Benjamin Cowen of ITC Crypto describes Q1 2026 as a “late-cycle restrictive digestion” phase, noting that durable ETF inflows have historically only followed falling real yields or a clear easing cycle. Neither condition has developed yet.
These scenarios are illustrative, not predictive. The directional logic matters more than the specific numbers.
| Scenario | Oil | Fed Response | BTC Directional Implication |
|---|---|---|---|
| Short conflict, Hormuz reopens quickly | $70-75 stabilization | No change, holds | Neutral to mildly positive; relief bounce, then back to range trading |
| 4-5 week operation, limited disruption | $80-90 sustained | Holds, but rhetoric tilts dovish | Positive on multi-month lag if easing expectations build; upside skewed but timing uncertain |
| Prolonged conflict, sustained closure | $100+ | Stagflationary bind; holds or tightens | Negative; $60K support retested, risk of deeper correction if yields keep rising |
The prolonged scenario is worth walking through because the transmission mechanism is specific. Oil above $100 forces the Fed into a stagflationary bind: cut rates to support growth and risk embedding energy-driven inflation, or hold and watch credit conditions tighten further.
In that environment, real yields stay elevated or rise, which compresses the valuation of all zero-yield assets, Bitcoin chief among them. The $60K level isn’t arbitrary. It is the zone where three prior February tests found buyers and where the cost basis of late-2025 ETF inflows clusters.

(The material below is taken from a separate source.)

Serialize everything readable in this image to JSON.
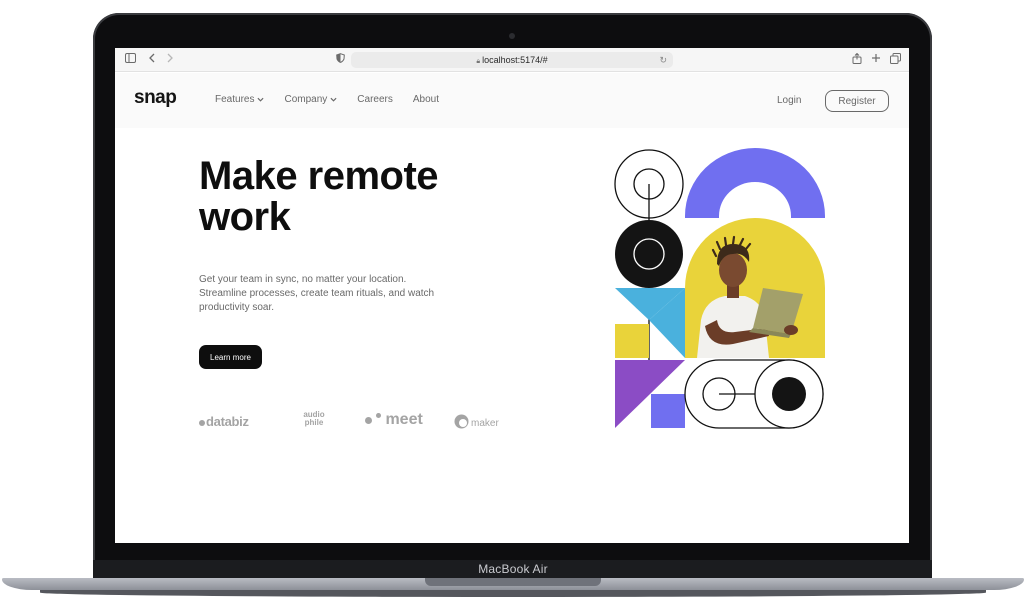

A sustained break below it would trigger forced selling from that cohort, the same reflexive mechanism that drove the October liquidation cascade, only with less institutional dry powder available to absorb it.
Bottom Line
The Monday equity recovery suggests markets are, for now, treating this as a contained geopolitical event. But the Hormuz situation is not contained: insurers cancelled coverage before markets opened, VLCC rates have tripled YTD to six-year highs, and container lines are layering $1,500-3,500 surcharges per box.
If tanker traffic remains frozen and oil pushes above $80-90 sustained, the inflationary feedback loop into Fed policy will dominate all other narratives.
For BTC, the cleanest read: the prior deleveraging provides a floor (the $60-63K zone has been tested three times in February and held), but five consecutive monthly declines, $6.38B in ETF outflows since November, and a correlation structure that can’t decide whether BTC is risk-on or risk-off leave no foundation for a sustained breakout.
The catalyst is either conflict resolution or genuine dovish signaling from the Fed. The Hayes “war loosens the Fed” thesis is a useful framework, but the historical precedents it draws on were largely coincident with independent macro crises that were already forcing easing. This time, the Fed faces a stagflationary bind if oil sustains above $80, a fundamentally different constraint.
Until one of those catalysts arrives, the range holds with asymmetric downside risk on any Hormuz escalation.